The Transactional Scope of Takeover Law in Comparative Perspective
Which transactions do takeover codes deal with? This may seem to be an easy question to answer since we have a pretty clear idea of what a takeover bid is. It is an offer by someone aiming to acquire control of a company, addressed to the shareholders of the target company (other than the bidder and its associates), to contract with them for the acquisition of their shares. Of course, this is the core transaction which takeover codes deal with. However, a cursory look at the UK Takeover Code and at the codes in other jurisdictions which have followed the UK pattern reveals that a number of transactions falling outside this core are covered by the codes. The purpose of a recent paper I have published (The Transactional Scope of Takeover Law in Comparative Perspective, ECGI Law Working Paper 313/2016, available here) is to identify these other transactions and to suggest reasons why they have been brought within the takeover codes and to explain the extent to which this has occurred.
This paper explores four such transactions. The first two of them are offers to the outstanding shareholders by persons already in control of the company, so that these are not offers to acquire control. Of these two, the inclusion of the first within takeover codes is the easier to explain. This is the offer made by the controller voluntarily (the ‘consolidating’ or ‘going private’ offer), usually where the controller already holds a high percentage of the voting rights in the company. Even though the addressees of the offer are fewer in number than in an acquisition offer, the problems they face are potentially the same, that is, information asymmetry and pressure to tender. These are problems which takeover codes are well adapted to solve.
The second example of an offer by a controlling shareholder is where the offer is required by regulation, in other words, the mandatory bid rule. The paper does not seek to reprise the well-established debate over the functionality of this rule. However, since the comparative stress of the paper is on takeover codes in Asian jurisdictions, where shareholdings are typically concentrated, the paper analyses the ways in which the MBR has been softened in its transition from the UK (a dispersed shareholding jurisdiction) to certain Asian jurisdictions and the consequences in others (notably Singapore and Hong Kong) of sticking to a strict version of the MBR.
The third transaction considered is where shares move into the hands of an acquirer, not by reason of a contract between acquirer and shareholders, but by reason of powers conferred by statute. The clearest examples are statutory merger provisions and, in jurisdictions following the UK model, schemes of arrangement. The analysis here suggests that the most obvious risks of bidder opportunism are handled within the statutory rules governing mergers and schemes. Yet, takeover codes increasingly bring mergers and schemes within their purview.

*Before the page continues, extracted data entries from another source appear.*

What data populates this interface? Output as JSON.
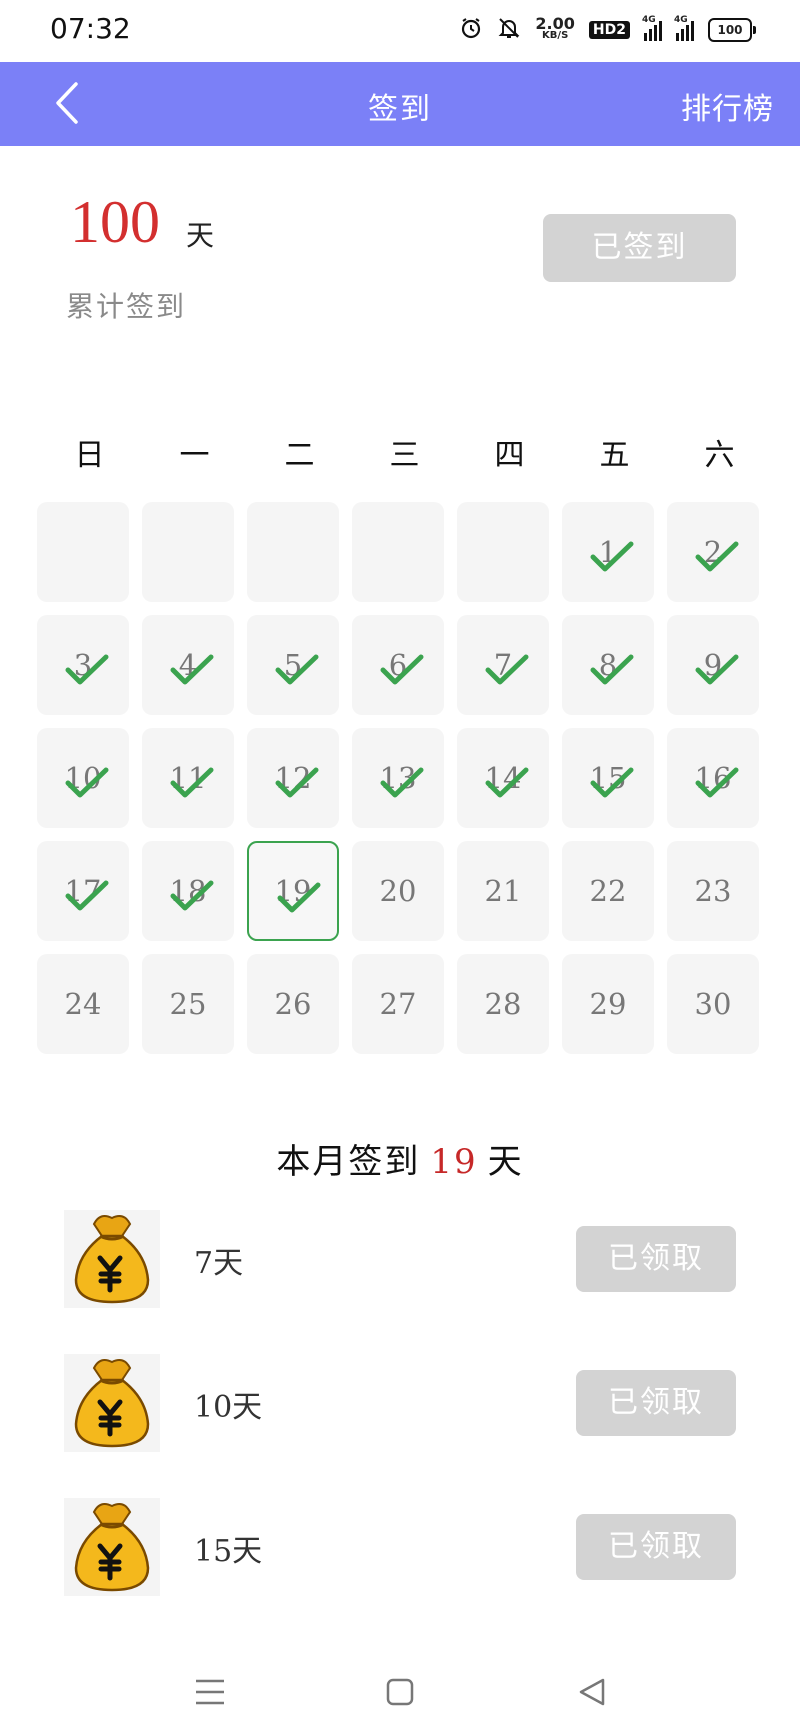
{
  "status_bar": {
    "time": "07:32",
    "speed_value": "2.00",
    "speed_unit": "KB/S",
    "hd_badge": "HD2",
    "net1": "4G",
    "net2": "4G",
    "battery": "100"
  },
  "app_bar": {
    "title": "签到",
    "right_link": "排行榜",
    "accent_color": "#7b80f7"
  },
  "summary": {
    "total_days": "100",
    "unit": "天",
    "caption": "累计签到",
    "signed_button": "已签到"
  },
  "calendar": {
    "weekdays": [
      "日",
      "一",
      "二",
      "三",
      "四",
      "五",
      "六"
    ],
    "leading_blanks": 5,
    "days": [
      {
        "n": "1",
        "checked": true
      },
      {
        "n": "2",
        "checked": true
      },
      {
        "n": "3",
        "checked": true
      },
      {
        "n": "4",
        "checked": true
      },
      {
        "n": "5",
        "checked": true
      },
      {
        "n": "6",
        "checked": true
      },
      {
        "n": "7",
        "checked": true
      },
      {
        "n": "8",
        "checked": true
      },
      {
        "n": "9",
        "checked": true
      },
      {
        "n": "10",
        "checked": true
      },
      {
        "n": "11",
        "checked": true
      },
      {
        "n": "12",
        "checked": true
      },
      {
        "n": "13",
        "checked": true
      },
      {
        "n": "14",
        "checked": true
      },
      {
        "n": "15",
        "checked": true
      },
      {
        "n": "16",
        "checked": true
      },
      {
        "n": "17",
        "checked": true
      },
      {
        "n": "18",
        "checked": true
      },
      {
        "n": "19",
        "checked": true,
        "today": true
      },
      {
        "n": "20",
        "checked": false
      },
      {
        "n": "21",
        "checked": false
      },
      {
        "n": "22",
        "checked": false
      },
      {
        "n": "23",
        "checked": false
      },
      {
        "n": "24",
        "checked": false
      },
      {
        "n": "25",
        "checked": false
      },
      {
        "n": "26",
        "checked": false
      },
      {
        "n": "27",
        "checked": false
      },
      {
        "n": "28",
        "checked": false
      },
      {
        "n": "29",
        "checked": false
      },
      {
        "n": "30",
        "checked": false
      }
    ],
    "check_color": "#3ba34f"
  },
  "month_summary": {
    "prefix": "本月签到",
    "count": "19",
    "suffix": "天"
  },
  "rewards": [
    {
      "label": "7天",
      "button": "已领取",
      "icon": "money-bag-icon"
    },
    {
      "label": "10天",
      "button": "已领取",
      "icon": "money-bag-icon"
    },
    {
      "label": "15天",
      "button": "已领取",
      "icon": "money-bag-icon"
    }
  ],
  "nav": {
    "icons": [
      "menu-icon",
      "home-square-icon",
      "back-triangle-icon"
    ]
  }
}
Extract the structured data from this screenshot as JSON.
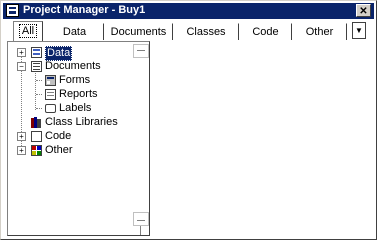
{
  "window": {
    "title": "Project Manager - Buy1",
    "close_glyph": "✕"
  },
  "tabs": [
    {
      "label": "All",
      "active": true
    },
    {
      "label": "Data",
      "active": false
    },
    {
      "label": "Documents",
      "active": false
    },
    {
      "label": "Classes",
      "active": false
    },
    {
      "label": "Code",
      "active": false
    },
    {
      "label": "Other",
      "active": false
    }
  ],
  "tab_scroll_glyph": "▼",
  "tree": {
    "items": [
      {
        "label": "Data",
        "icon": "database-icon",
        "expander": "+",
        "selected": true
      },
      {
        "label": "Documents",
        "icon": "documents-icon",
        "expander": "−",
        "selected": false
      },
      {
        "label": "Forms",
        "icon": "form-icon",
        "selected": false
      },
      {
        "label": "Reports",
        "icon": "report-icon",
        "selected": false
      },
      {
        "label": "Labels",
        "icon": "label-icon",
        "selected": false
      },
      {
        "label": "Class Libraries",
        "icon": "class-library-icon",
        "selected": false
      },
      {
        "label": "Code",
        "icon": "code-icon",
        "expander": "+",
        "selected": false
      },
      {
        "label": "Other",
        "icon": "other-icon",
        "expander": "+",
        "selected": false
      }
    ]
  },
  "colors": {
    "title_bar": "#0a246a",
    "selection": "#0a246a"
  }
}
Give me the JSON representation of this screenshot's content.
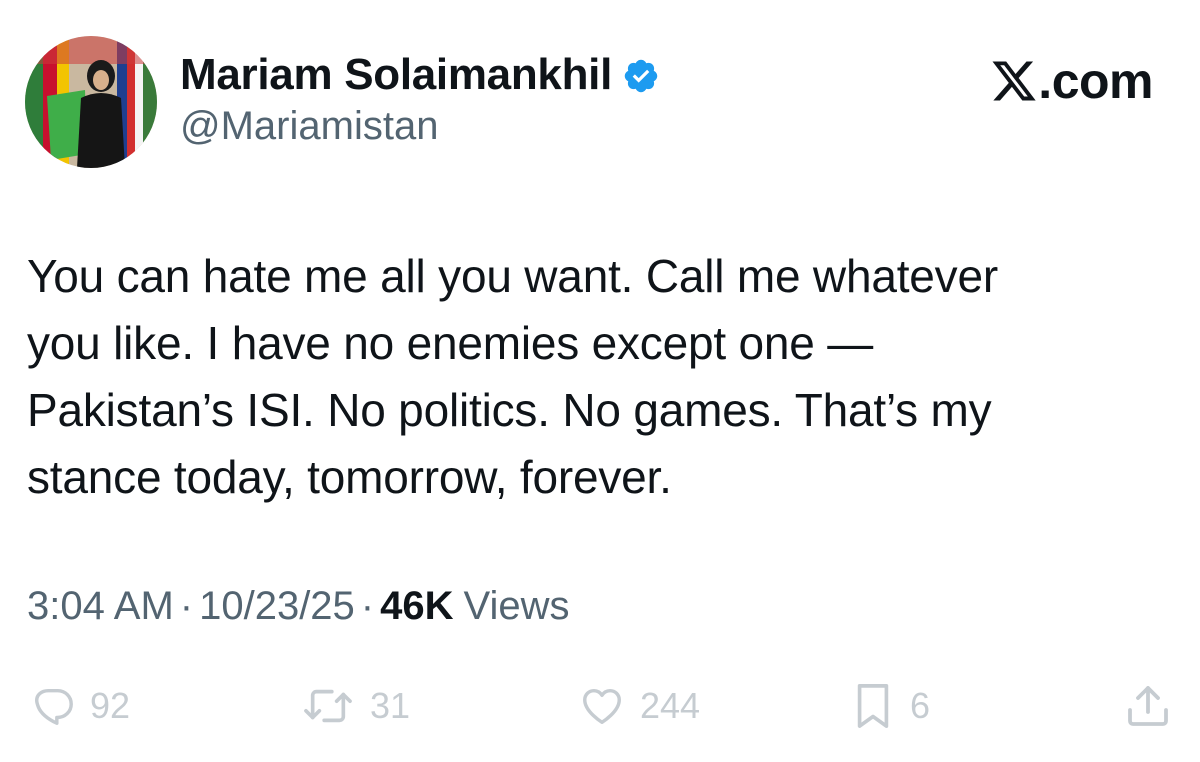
{
  "author": {
    "display_name": "Mariam Solaimankhil",
    "handle": "@Mariamistan",
    "verified": true
  },
  "brand": {
    "label": ".com"
  },
  "tweet": {
    "lines": [
      "You can hate me all you want. Call me whatever",
      "you like. I have no enemies except one —",
      "Pakistan’s ISI. No politics. No games. That’s my",
      "stance today, tomorrow, forever."
    ]
  },
  "meta": {
    "time": "3:04 AM",
    "date": "10/23/25",
    "separator": "·",
    "views_count": "46K",
    "views_label": "Views"
  },
  "actions": {
    "replies": "92",
    "reposts": "31",
    "likes": "244",
    "bookmarks": "6"
  },
  "colors": {
    "text_primary": "#0f1419",
    "text_secondary": "#536471",
    "verified_blue": "#1d9bf0",
    "action_gray": "#c6ccd1"
  }
}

It is suggested that this is a form of supplementary regulation, arising out of the fact that takeover codes have developed the regulation of contractual control shifts beyond what the rules governing the statutory mechanisms have achieved. Coupled with the potential for transaction designers to avoid this additional regulation by shifting into the statutory mechanisms, which can be used to produce economically equivalent results, a case for takeover codes to deal with statutory control shift mechanisms can be made out.
The fourth transaction is a control shift produced by contract between company and shareholders or investors without any contracting between acquirer and existing shareholders. The example examined in detail is the share buy-back. This has been extensively regulated by the Hong Kong codes, in part because the buy-back is a feasible mechanism for implementing a going private transaction in a concentrated shareholder jurisdiction.
The main focus of the paper is on a comparison between the UK Code, designed for a dispersed shareholding jurisdiction, and Asian Codes, where shareholdings are typically concentrated, and on identifying the distinct policy issues arising in the two cases. However, some reference is also made to the law of Delaware, which, whilst not a Code jurisdiction, has an innovative approach to protection of minorities against controlling shareholders.